= Benjamin Winchester =

Leader in the LDS church (1817–1901)

Benjamin Winchester (August 6, 1817 – January 25, 1901) was an early leader in the Latter Day Saint movement. Winchester was the youngest adult member of Zion's Camp, an original member of the first Quorum of the Seventy, editor of the first independent Mormon periodical, the Gospel Reflector, president of a large branch of the church in Philadelphia, a zealous missionary who baptized thousands, a Rigdonite Apostle, and ultimately a dissenter who repudiated Mormonism altogether.

The Gospel Reflector was published in Philadelphia, twice a month, between January 1, 1841, and June 15, 1841. Winchester moved to Nauvoo, Illinois, in October 1841 where he worked at the Times and Seasons until January 1842.
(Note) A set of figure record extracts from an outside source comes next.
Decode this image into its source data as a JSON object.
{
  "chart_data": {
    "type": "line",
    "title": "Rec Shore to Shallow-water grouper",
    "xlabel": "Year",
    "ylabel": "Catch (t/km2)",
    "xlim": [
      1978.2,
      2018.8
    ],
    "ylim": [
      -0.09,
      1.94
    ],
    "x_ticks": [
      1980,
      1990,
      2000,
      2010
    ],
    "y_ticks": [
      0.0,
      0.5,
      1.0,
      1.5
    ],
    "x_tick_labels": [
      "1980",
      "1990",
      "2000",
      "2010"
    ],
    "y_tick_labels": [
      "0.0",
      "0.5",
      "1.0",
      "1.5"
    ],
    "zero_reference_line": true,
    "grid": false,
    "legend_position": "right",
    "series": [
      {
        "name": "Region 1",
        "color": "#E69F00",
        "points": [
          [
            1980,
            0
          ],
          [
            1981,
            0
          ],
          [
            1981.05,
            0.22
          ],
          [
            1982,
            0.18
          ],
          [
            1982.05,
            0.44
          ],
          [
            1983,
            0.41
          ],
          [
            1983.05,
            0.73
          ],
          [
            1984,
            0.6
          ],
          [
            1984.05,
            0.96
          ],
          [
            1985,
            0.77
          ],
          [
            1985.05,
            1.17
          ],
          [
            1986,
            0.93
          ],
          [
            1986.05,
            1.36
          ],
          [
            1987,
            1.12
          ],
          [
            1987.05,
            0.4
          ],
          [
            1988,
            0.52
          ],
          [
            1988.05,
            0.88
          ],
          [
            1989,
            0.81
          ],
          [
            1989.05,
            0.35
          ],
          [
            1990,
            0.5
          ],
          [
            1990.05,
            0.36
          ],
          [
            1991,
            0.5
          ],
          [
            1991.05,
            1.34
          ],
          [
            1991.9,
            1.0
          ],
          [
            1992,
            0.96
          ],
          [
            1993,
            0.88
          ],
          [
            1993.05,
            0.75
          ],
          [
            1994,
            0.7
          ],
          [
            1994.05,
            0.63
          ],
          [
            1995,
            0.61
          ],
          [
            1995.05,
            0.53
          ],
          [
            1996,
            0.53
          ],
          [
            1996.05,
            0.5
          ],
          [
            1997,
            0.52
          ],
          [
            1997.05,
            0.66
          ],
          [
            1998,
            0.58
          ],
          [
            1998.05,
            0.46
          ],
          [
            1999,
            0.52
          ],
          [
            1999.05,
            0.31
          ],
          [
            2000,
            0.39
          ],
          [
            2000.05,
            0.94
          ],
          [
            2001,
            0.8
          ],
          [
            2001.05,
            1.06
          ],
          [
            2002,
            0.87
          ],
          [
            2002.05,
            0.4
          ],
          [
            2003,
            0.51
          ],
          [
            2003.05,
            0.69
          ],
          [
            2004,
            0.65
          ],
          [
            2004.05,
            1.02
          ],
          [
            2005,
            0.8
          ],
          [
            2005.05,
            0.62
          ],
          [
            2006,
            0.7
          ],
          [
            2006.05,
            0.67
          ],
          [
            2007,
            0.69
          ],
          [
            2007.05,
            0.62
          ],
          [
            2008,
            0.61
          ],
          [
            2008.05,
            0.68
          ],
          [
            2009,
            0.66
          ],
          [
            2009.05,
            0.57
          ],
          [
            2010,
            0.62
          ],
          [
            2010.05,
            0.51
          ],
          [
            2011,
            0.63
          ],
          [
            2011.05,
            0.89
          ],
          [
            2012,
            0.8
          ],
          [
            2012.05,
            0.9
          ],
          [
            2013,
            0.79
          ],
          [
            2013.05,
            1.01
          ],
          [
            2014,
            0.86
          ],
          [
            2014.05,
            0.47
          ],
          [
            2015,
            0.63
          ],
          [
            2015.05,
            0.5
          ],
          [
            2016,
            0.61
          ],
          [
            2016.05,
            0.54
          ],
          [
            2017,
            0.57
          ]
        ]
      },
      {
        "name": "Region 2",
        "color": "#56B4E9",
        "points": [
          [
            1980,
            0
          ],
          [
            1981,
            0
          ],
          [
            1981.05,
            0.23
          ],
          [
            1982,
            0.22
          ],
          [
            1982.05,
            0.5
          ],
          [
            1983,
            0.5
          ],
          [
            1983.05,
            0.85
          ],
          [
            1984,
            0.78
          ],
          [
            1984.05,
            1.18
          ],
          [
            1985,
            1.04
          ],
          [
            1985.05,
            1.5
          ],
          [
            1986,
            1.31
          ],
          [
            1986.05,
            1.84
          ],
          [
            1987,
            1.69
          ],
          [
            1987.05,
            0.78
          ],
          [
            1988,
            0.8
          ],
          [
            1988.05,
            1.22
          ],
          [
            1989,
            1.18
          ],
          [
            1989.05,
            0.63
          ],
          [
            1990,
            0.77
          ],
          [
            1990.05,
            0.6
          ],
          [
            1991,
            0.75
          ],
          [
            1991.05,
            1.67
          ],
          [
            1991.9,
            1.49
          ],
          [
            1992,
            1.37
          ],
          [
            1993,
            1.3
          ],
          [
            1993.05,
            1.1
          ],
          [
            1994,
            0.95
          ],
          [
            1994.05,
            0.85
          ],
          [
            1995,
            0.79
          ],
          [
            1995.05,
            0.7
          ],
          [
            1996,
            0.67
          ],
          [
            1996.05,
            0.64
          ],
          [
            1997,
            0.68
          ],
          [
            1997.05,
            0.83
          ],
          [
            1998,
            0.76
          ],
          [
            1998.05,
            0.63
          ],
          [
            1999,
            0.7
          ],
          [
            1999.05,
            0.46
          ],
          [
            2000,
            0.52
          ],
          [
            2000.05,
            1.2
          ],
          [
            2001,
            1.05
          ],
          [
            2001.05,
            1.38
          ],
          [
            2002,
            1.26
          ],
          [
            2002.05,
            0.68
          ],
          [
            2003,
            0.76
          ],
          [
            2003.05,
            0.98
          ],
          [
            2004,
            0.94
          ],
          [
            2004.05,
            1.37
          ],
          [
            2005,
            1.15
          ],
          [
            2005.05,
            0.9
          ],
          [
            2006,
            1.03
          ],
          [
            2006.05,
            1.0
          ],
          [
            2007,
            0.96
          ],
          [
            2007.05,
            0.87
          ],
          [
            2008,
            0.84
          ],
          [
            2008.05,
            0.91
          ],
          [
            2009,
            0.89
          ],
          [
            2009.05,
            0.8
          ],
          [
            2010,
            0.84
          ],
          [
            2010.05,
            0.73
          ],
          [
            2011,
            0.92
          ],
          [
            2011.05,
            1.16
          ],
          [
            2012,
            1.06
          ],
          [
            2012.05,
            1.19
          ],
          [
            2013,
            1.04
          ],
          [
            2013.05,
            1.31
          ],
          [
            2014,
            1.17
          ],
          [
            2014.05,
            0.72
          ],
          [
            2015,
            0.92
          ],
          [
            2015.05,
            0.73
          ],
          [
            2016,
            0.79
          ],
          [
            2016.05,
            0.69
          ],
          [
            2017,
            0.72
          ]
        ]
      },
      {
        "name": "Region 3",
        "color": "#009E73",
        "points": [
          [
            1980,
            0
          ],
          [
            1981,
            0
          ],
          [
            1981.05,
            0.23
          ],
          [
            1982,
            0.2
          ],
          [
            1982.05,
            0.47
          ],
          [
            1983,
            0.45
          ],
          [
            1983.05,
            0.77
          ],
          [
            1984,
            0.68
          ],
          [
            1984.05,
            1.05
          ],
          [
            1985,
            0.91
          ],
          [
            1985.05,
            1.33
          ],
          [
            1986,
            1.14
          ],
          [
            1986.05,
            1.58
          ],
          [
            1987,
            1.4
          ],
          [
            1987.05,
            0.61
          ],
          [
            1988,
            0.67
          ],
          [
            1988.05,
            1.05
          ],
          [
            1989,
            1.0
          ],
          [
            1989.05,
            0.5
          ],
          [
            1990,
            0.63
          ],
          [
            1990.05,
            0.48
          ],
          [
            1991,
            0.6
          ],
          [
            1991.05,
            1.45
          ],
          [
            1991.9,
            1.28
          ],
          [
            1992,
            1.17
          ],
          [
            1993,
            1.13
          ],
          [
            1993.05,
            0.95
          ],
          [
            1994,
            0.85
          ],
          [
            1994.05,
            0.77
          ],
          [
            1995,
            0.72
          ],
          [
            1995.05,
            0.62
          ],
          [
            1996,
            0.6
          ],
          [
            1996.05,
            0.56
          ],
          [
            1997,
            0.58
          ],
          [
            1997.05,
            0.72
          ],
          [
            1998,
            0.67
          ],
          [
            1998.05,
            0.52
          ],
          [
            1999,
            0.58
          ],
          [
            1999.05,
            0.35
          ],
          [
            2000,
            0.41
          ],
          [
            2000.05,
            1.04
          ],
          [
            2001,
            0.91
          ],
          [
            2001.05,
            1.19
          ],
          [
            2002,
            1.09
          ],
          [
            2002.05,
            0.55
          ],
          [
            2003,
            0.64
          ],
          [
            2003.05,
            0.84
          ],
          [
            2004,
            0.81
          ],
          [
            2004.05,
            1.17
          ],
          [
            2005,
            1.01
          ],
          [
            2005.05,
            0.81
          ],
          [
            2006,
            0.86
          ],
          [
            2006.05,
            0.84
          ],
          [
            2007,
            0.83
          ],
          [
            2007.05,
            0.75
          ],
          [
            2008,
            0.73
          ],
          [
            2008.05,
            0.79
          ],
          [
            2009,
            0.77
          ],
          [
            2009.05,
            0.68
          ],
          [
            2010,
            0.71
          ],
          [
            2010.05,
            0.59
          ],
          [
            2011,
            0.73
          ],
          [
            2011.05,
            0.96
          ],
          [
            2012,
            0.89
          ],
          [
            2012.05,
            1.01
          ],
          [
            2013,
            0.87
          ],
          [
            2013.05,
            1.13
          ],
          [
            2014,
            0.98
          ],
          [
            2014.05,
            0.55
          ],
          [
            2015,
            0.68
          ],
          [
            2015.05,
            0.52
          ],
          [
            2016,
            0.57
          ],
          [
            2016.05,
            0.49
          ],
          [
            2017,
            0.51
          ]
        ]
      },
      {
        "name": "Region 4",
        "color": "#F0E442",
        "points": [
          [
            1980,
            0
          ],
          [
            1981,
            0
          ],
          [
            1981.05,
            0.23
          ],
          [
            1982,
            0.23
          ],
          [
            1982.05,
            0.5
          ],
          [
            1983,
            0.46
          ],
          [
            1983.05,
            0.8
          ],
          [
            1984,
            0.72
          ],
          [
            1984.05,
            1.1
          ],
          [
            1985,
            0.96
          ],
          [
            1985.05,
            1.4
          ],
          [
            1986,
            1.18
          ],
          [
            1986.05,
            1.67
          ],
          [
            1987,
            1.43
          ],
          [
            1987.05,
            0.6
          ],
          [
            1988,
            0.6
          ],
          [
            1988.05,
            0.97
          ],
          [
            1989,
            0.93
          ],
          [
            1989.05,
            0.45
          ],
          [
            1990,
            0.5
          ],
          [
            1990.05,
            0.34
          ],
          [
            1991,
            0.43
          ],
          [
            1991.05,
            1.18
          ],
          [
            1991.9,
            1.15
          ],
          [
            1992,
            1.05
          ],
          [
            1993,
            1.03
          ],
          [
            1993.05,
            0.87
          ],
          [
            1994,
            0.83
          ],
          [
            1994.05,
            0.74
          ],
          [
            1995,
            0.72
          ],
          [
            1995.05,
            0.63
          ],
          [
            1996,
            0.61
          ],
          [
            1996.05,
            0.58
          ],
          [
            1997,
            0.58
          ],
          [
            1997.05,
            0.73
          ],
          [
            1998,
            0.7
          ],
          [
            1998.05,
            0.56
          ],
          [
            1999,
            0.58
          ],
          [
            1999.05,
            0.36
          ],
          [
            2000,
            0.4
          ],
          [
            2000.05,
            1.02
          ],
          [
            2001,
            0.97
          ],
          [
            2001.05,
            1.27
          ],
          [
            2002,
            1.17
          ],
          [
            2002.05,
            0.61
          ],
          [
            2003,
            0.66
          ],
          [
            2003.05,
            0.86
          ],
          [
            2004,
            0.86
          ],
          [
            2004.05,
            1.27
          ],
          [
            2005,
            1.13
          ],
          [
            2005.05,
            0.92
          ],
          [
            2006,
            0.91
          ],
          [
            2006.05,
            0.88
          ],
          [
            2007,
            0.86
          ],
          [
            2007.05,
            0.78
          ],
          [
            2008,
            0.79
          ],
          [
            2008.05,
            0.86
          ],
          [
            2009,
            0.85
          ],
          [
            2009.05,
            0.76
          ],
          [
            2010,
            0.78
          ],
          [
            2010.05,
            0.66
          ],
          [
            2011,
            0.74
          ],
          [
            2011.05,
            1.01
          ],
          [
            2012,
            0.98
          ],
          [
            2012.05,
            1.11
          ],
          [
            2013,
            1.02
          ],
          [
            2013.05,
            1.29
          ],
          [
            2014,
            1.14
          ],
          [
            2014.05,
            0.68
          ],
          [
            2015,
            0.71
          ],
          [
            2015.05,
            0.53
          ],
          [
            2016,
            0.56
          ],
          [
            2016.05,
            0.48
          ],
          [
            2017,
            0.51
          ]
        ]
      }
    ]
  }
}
Winchester also wrote pamphlets and two significant books on Latter Day Saint topics. His Synopsis of the Holy Scriptures, and Concordance, published in 1842, was the first categorization of Bible scriptures from a Mormon perspective and included a detailed analysis of the Christian apostasy. His A Brief History of the Priesthood from the Beginning of the World to the Present Time, published in 1843, was the first book to focus on the topic of the Mormon priesthood.